O ministro da Casa Civil, Rui Costa, seguiu o tom de Lula ao justificar as exonerações em cargos de confiança. "O governo que saiu tem pouca ou nenhuma sintonia com o que entrou, o pensamento em todas as áreas é muito diferente, portanto não poderíamos conviver com os mesmos assessores. Alguém achava que íamos manter os assessores do governo anterior? Não é razoável que fosse assim. O regime de governo mudou. Se mudou a filosofia, mudou o conteúdo, então tem que mudar quem está implementando isso", disse.

Outros ajudantes de ordens da história recente do Brasil

O ex-ministro da Defesa do governo Bolsonaro de janeiro de 2019 a março de 2021, o general Fernando Azevedo e Silva, foi ajudante de ordens do ex-presidente Fernando Collor de Melo. O então major à época foi nomeado para a função em 1990 e assim permaneceu até o impeachment, ocorrido em 1992.  
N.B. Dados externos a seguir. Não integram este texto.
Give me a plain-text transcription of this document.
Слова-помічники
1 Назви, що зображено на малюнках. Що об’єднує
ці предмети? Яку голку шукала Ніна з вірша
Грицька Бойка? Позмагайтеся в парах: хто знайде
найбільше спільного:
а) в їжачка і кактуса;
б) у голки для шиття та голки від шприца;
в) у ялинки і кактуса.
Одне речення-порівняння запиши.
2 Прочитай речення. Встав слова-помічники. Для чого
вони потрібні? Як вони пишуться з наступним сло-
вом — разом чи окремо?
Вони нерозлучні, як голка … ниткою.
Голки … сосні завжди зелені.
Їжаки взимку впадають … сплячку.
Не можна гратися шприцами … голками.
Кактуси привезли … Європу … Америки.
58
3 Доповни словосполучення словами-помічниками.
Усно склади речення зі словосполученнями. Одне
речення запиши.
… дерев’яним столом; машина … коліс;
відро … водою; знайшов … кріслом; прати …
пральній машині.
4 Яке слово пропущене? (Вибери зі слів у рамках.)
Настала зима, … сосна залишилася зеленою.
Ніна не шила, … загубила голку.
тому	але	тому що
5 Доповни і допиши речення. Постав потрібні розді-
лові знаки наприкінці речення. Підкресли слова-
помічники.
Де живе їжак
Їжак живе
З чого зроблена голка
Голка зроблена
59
Atual comandante do Exército, Tomás Miguel Miné Ribeiro Paiva foi escolhido como o 'faz-tudo' dos governos dos ex-presidentes Itamar Franco e Fernando Henrique Cardoso. Até o ano passado, no governo Bolsonaro, Tomás Paiva era o comandante militar do Sudeste e é considerado um 'legalista' das Forças Armadas.

Nos mandatos passados de Lula, o escolhido como braço direito foi o major-brigadeiro Rui Chagas Mesquita. Ele cursou a Academia de Força Aérea na década de 80, possui mais de 4.750 horas de voo ao longo de mais de 40 anos de efetivo serviço militar. Hoje ocupa o cargo de Secretário de Produtos de Defesa.

Durante a gestão Dilma, o cargo de chefe de ajudância de ordens teve uma novidade: a ex-presidente priorizou a escolha de mulheres para a função pela primeira vez. A primeira escolhida foi Ester Homsani, jornalista por formação e capitã de fragata da Marinha, ainda em 2011. No ano seguinte, foi substituída por Marcia Boueri Gomes, capitão-de-Mar-e-Guerra, que acabou sendo a mais longeva e ficou na posição até 2014. Já no segundo mandato, Dilma nomeou a tenente-coronel Danielle Sanchotene Bressan, que permaneceu até o impeachment da petista em 2016.

Já Temer teve apenas um nome no cargo durante seu mandato de quase dois anos e meio: o escolhido foi o coronel da Aeronáutica Luiz Cesar Zampier Ulbrich.

Ex-ministro da Defesa de Bolsonaro, Fernando Azevedo e Silva foi ajudante de ordens do ex-presidente Collor e ficou até o impeachment. (Foto: TV Brasil/Divulgação)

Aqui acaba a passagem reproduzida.